内務省によると、ロシア軍によるヘルソン市への砲撃はダム決壊後も続き、1人が死亡、救急隊員ら18人が負傷したという。

国連はロシアが占領地への安全な通行を保証した場合に限り、ヘルソンとザポリージャ向けの特別チームを結成し、人道支援を提供するとしている。

ウクライナ大統領府によると、ダム決壊により、ヘルソン州内で約2万世帯が停電したものの、その他の地域への電力供給は安定しているという。

電力会社はダム決壊後、近隣諸国から一時的に電力を購入し、他の水力発電所の負荷を軽減、一部区間を停電し、復旧作業を行った。

農業省は8日、ダム決壊による南部の畑が砂漠化し、約100万トンもの穀物・農作物を失う可能性があると警告した。
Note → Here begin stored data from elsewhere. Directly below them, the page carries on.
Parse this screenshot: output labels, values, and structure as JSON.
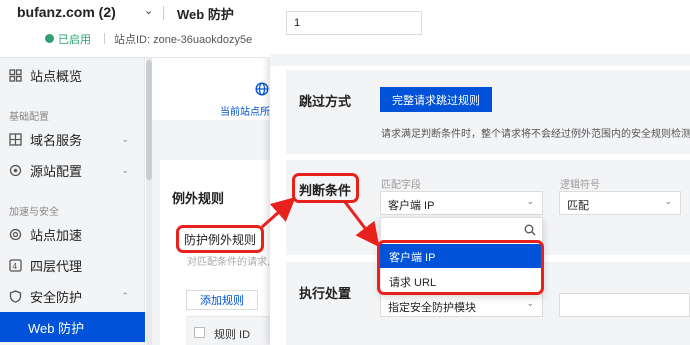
{
  "site": {
    "name": "bufanz.com (2)",
    "page": "Web 防护",
    "status": "已启用",
    "site_id": "站点ID: zone-36uaokdozy5e"
  },
  "sidebar": {
    "items": [
      {
        "label": "站点概览",
        "icon": "dashboard-icon"
      },
      {
        "label": "域名服务",
        "icon": "domain-service-icon"
      },
      {
        "label": "源站配置",
        "icon": "origin-config-icon"
      },
      {
        "label": "站点加速",
        "icon": "acceleration-icon"
      },
      {
        "label": "四层代理",
        "icon": "l4-proxy-icon"
      },
      {
        "label": "安全防护",
        "icon": "shield-icon"
      },
      {
        "label": "Web 防护"
      }
    ],
    "groups": [
      "基础配置",
      "加速与安全"
    ]
  },
  "middle": {
    "tab_label": "当前站点所",
    "card_title": "例外规则",
    "rule_title": "防护例外规则",
    "rule_desc": "对匹配条件的请求,",
    "add_rule": "添加规则",
    "col_rule_id": "规则 ID"
  },
  "panel": {
    "top_input_value": "1",
    "skip_mode": {
      "label": "跳过方式",
      "button": "完整请求跳过规则",
      "hint": "请求满足判断条件时，整个请求将不会经过例外范围内的安全规则检测。"
    },
    "condition": {
      "label": "判断条件",
      "field_label": "匹配字段",
      "field_value": "客户端 IP",
      "op_label": "逻辑符号",
      "op_value": "匹配"
    },
    "dropdown": {
      "options": [
        "客户端 IP",
        "请求 URL"
      ],
      "selected": "客户端 IP"
    },
    "action": {
      "label": "执行处置",
      "select_value": "指定安全防护模块"
    }
  },
  "colors": {
    "primary": "#0052d9",
    "success": "#2ba471",
    "annotation": "#e8211c"
  }
}
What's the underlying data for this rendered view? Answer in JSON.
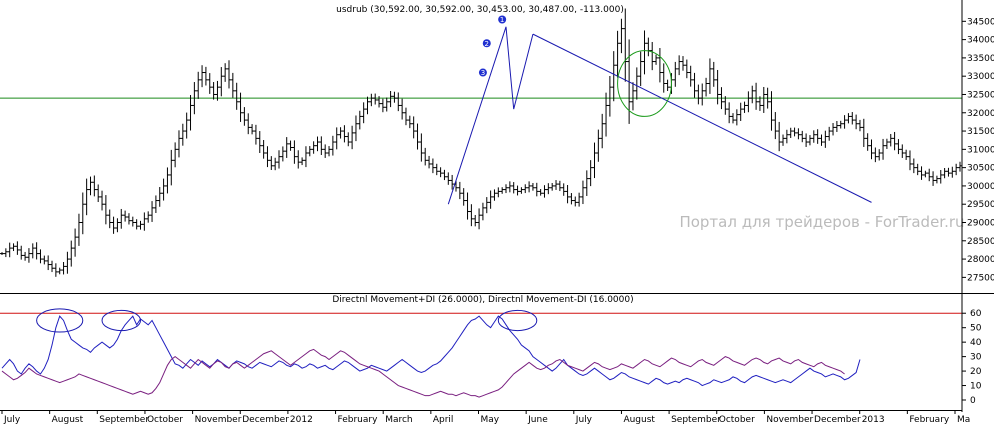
{
  "colors": {
    "price_bars": "#000000",
    "plus_di": "#2020c0",
    "minus_di": "#7a2080",
    "hline_price": "#1a8a1a",
    "hline_indicator": "#d01010",
    "trendline": "#1a1ab0",
    "circle_green": "#1a9a1a",
    "circle_blue": "#1a1ab0",
    "watermark": "#bbbbbb",
    "wave_marker": "#2030d0"
  },
  "watermark": "Портал для трейдеров - ForTrader.ru",
  "chart_data": [
    {
      "type": "ohlc",
      "title": "usdrub (30,592.00, 30,592.00, 30,453.00, 30,487.00, -113.000)",
      "ylim": [
        27100,
        34700
      ],
      "y_ticks": [
        "34500",
        "34000",
        "33500",
        "33000",
        "32500",
        "32000",
        "31500",
        "31000",
        "30500",
        "30000",
        "29500",
        "29000",
        "28500",
        "28000",
        "27500"
      ],
      "x_ticks": [
        "July",
        "August",
        "September",
        "October",
        "November",
        "December",
        "2012",
        "February",
        "March",
        "April",
        "May",
        "June",
        "July",
        "August",
        "September",
        "October",
        "November",
        "December",
        "2013",
        "February",
        "Ma"
      ],
      "horizontal_line": 32400,
      "wave_labels": [
        {
          "label": "3",
          "x": 125,
          "y": 33100
        },
        {
          "label": "2",
          "x": 126,
          "y": 33900
        },
        {
          "label": "1",
          "x": 130,
          "y": 34550
        }
      ],
      "trendline": [
        {
          "x": 138,
          "y": 34150
        },
        {
          "x": 226,
          "y": 29550
        }
      ],
      "wedge_line": [
        {
          "x": 116,
          "y": 29500
        },
        {
          "x": 131,
          "y": 34350
        },
        {
          "x": 133,
          "y": 32100
        },
        {
          "x": 138,
          "y": 34150
        }
      ],
      "circle_annotation": {
        "x": 167,
        "y": 32800,
        "radius_x_units": 7,
        "radius_y_units": 900
      },
      "close": [
        28150,
        28200,
        28300,
        28350,
        28250,
        28100,
        28050,
        28150,
        28300,
        28150,
        28000,
        27950,
        27850,
        27750,
        27650,
        27700,
        27800,
        28000,
        28300,
        28600,
        29000,
        29500,
        29900,
        30100,
        29900,
        29700,
        29500,
        29200,
        29000,
        28850,
        29000,
        29200,
        29150,
        29050,
        29000,
        28900,
        28950,
        29100,
        29200,
        29400,
        29600,
        29800,
        30000,
        30300,
        30700,
        31000,
        31300,
        31500,
        31800,
        32200,
        32600,
        32900,
        33100,
        32900,
        32700,
        32500,
        32700,
        33000,
        33200,
        32900,
        32600,
        32300,
        32000,
        31800,
        31600,
        31500,
        31300,
        31100,
        30900,
        30700,
        30550,
        30650,
        30800,
        30950,
        31150,
        31050,
        30800,
        30650,
        30700,
        30900,
        31000,
        31100,
        31200,
        31000,
        30900,
        31000,
        31200,
        31400,
        31500,
        31350,
        31200,
        31450,
        31700,
        31900,
        32100,
        32300,
        32400,
        32350,
        32250,
        32150,
        32300,
        32450,
        32400,
        32200,
        32000,
        31800,
        31700,
        31500,
        31200,
        30900,
        30700,
        30600,
        30500,
        30400,
        30350,
        30250,
        30150,
        30050,
        29950,
        29800,
        29600,
        29300,
        29100,
        29000,
        29200,
        29400,
        29550,
        29700,
        29800,
        29850,
        29900,
        29950,
        30000,
        29900,
        29850,
        29900,
        29950,
        30000,
        29950,
        29850,
        29800,
        29900,
        29950,
        30000,
        30050,
        29950,
        29850,
        29700,
        29600,
        29550,
        29700,
        29950,
        30200,
        30500,
        30900,
        31300,
        31700,
        32200,
        32700,
        33300,
        33900,
        34300,
        33400,
        32300,
        32600,
        33000,
        33400,
        33900,
        33700,
        33400,
        33500,
        33100,
        32800,
        32700,
        32900,
        33200,
        33400,
        33300,
        33100,
        32900,
        32600,
        32400,
        32600,
        32800,
        33200,
        32900,
        32500,
        32300,
        32100,
        31900,
        31800,
        31950,
        32100,
        32200,
        32400,
        32600,
        32300,
        32200,
        32500,
        32300,
        31800,
        31500,
        31200,
        31300,
        31400,
        31500,
        31450,
        31400,
        31300,
        31200,
        31300,
        31400,
        31300,
        31200,
        31350,
        31500,
        31600,
        31650,
        31700,
        31800,
        31900,
        31800,
        31700,
        31600,
        31300,
        31100,
        30900,
        30800,
        30900,
        31100,
        31200,
        31300,
        31150,
        31000,
        30900,
        30800,
        30600,
        30500,
        30400,
        30300,
        30350,
        30250,
        30150,
        30200,
        30300,
        30400,
        30350,
        30400,
        30500,
        30550
      ],
      "series": []
    },
    {
      "type": "line",
      "title": "Directnl Movement+DI (26.0000), Directnl Movement-DI (16.0000)",
      "ylim": [
        0,
        65
      ],
      "y_ticks": [
        "60",
        "50",
        "40",
        "30",
        "20",
        "10",
        "0"
      ],
      "horizontal_line": 60,
      "circle_annotations": [
        {
          "x": 15,
          "y": 55,
          "radius_x_units": 6,
          "radius_y_units": 8
        },
        {
          "x": 31,
          "y": 55,
          "radius_x_units": 5,
          "radius_y_units": 7
        },
        {
          "x": 134,
          "y": 55,
          "radius_x_units": 5,
          "radius_y_units": 7
        }
      ],
      "series": [
        {
          "name": "+DI",
          "color_key": "plus_di",
          "values": [
            22,
            25,
            28,
            25,
            20,
            18,
            22,
            25,
            23,
            20,
            18,
            22,
            28,
            38,
            50,
            58,
            55,
            48,
            42,
            40,
            38,
            36,
            35,
            33,
            36,
            38,
            40,
            38,
            36,
            38,
            42,
            48,
            52,
            55,
            58,
            52,
            56,
            54,
            52,
            55,
            50,
            45,
            40,
            35,
            30,
            25,
            24,
            22,
            25,
            28,
            26,
            24,
            27,
            25,
            23,
            25,
            28,
            26,
            24,
            22,
            25,
            27,
            26,
            25,
            23,
            22,
            24,
            26,
            25,
            24,
            23,
            25,
            27,
            26,
            24,
            23,
            25,
            24,
            22,
            23,
            25,
            24,
            22,
            23,
            24,
            22,
            21,
            23,
            25,
            27,
            26,
            24,
            22,
            20,
            21,
            22,
            24,
            23,
            22,
            21,
            20,
            22,
            24,
            26,
            28,
            26,
            24,
            22,
            20,
            19,
            20,
            22,
            24,
            25,
            27,
            30,
            33,
            36,
            40,
            44,
            48,
            52,
            55,
            56,
            58,
            55,
            52,
            50,
            54,
            58,
            56,
            52,
            48,
            45,
            42,
            38,
            36,
            34,
            30,
            28,
            26,
            24,
            22,
            20,
            22,
            25,
            28,
            24,
            22,
            20,
            18,
            17,
            18,
            20,
            22,
            20,
            18,
            16,
            14,
            15,
            17,
            19,
            18,
            16,
            15,
            14,
            13,
            12,
            11,
            13,
            15,
            14,
            12,
            11,
            12,
            13,
            12,
            14,
            15,
            14,
            13,
            12,
            10,
            11,
            12,
            14,
            13,
            12,
            13,
            14,
            16,
            15,
            13,
            12,
            14,
            16,
            17,
            16,
            15,
            14,
            13,
            12,
            13,
            14,
            13,
            12,
            14,
            16,
            18,
            20,
            22,
            20,
            19,
            18,
            16,
            17,
            18,
            17,
            16,
            14,
            15,
            17,
            19,
            28
          ]
        },
        {
          "name": "-DI",
          "color_key": "minus_di",
          "values": [
            20,
            18,
            16,
            14,
            15,
            17,
            19,
            22,
            20,
            18,
            17,
            16,
            15,
            14,
            13,
            12,
            13,
            14,
            15,
            16,
            18,
            17,
            16,
            15,
            14,
            13,
            12,
            11,
            10,
            9,
            8,
            7,
            6,
            5,
            4,
            5,
            6,
            5,
            4,
            5,
            8,
            12,
            18,
            24,
            28,
            30,
            28,
            26,
            24,
            22,
            25,
            28,
            26,
            24,
            22,
            25,
            27,
            26,
            23,
            22,
            25,
            26,
            24,
            22,
            24,
            26,
            28,
            30,
            32,
            33,
            34,
            32,
            30,
            28,
            26,
            24,
            26,
            28,
            30,
            32,
            34,
            35,
            33,
            31,
            30,
            28,
            30,
            32,
            34,
            33,
            31,
            29,
            27,
            25,
            24,
            23,
            22,
            21,
            20,
            18,
            16,
            14,
            12,
            10,
            9,
            8,
            7,
            6,
            5,
            4,
            3,
            3,
            4,
            5,
            6,
            5,
            4,
            4,
            3,
            4,
            5,
            4,
            3,
            3,
            2,
            3,
            4,
            5,
            6,
            7,
            9,
            12,
            15,
            18,
            20,
            22,
            24,
            26,
            24,
            22,
            21,
            22,
            24,
            25,
            27,
            28,
            26,
            24,
            23,
            22,
            21,
            20,
            22,
            24,
            26,
            25,
            23,
            22,
            21,
            22,
            23,
            25,
            24,
            23,
            22,
            24,
            26,
            28,
            27,
            25,
            24,
            23,
            25,
            27,
            29,
            28,
            26,
            25,
            24,
            23,
            25,
            27,
            28,
            26,
            25,
            24,
            26,
            28,
            30,
            29,
            27,
            26,
            25,
            24,
            26,
            28,
            29,
            28,
            26,
            25,
            27,
            28,
            29,
            27,
            26,
            25,
            27,
            28,
            26,
            25,
            24,
            23,
            25,
            26,
            24,
            23,
            22,
            21,
            20,
            18
          ]
        }
      ]
    }
  ]
}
それによると、ヘルソン州の西岸だけで1万ヘクタールもの農地が冠水し、東岸の被害はその数倍にのぼる可能性があるという。

この決壊により、ヘルソン州の94%、ザポリージャ州の74%、ドニエプロペトロフスク州の30%の灌漑農地が失われたと推定されている。

一方、検察庁はダム爆破に関するすべての情報を国際刑事裁判所(ICC)に提出したと発表した。

同庁は声明で、「カホフカダムへの攻撃は戦争犯罪であり、我々は犯人を裁くためにあらゆる手段を講じる」と述べている。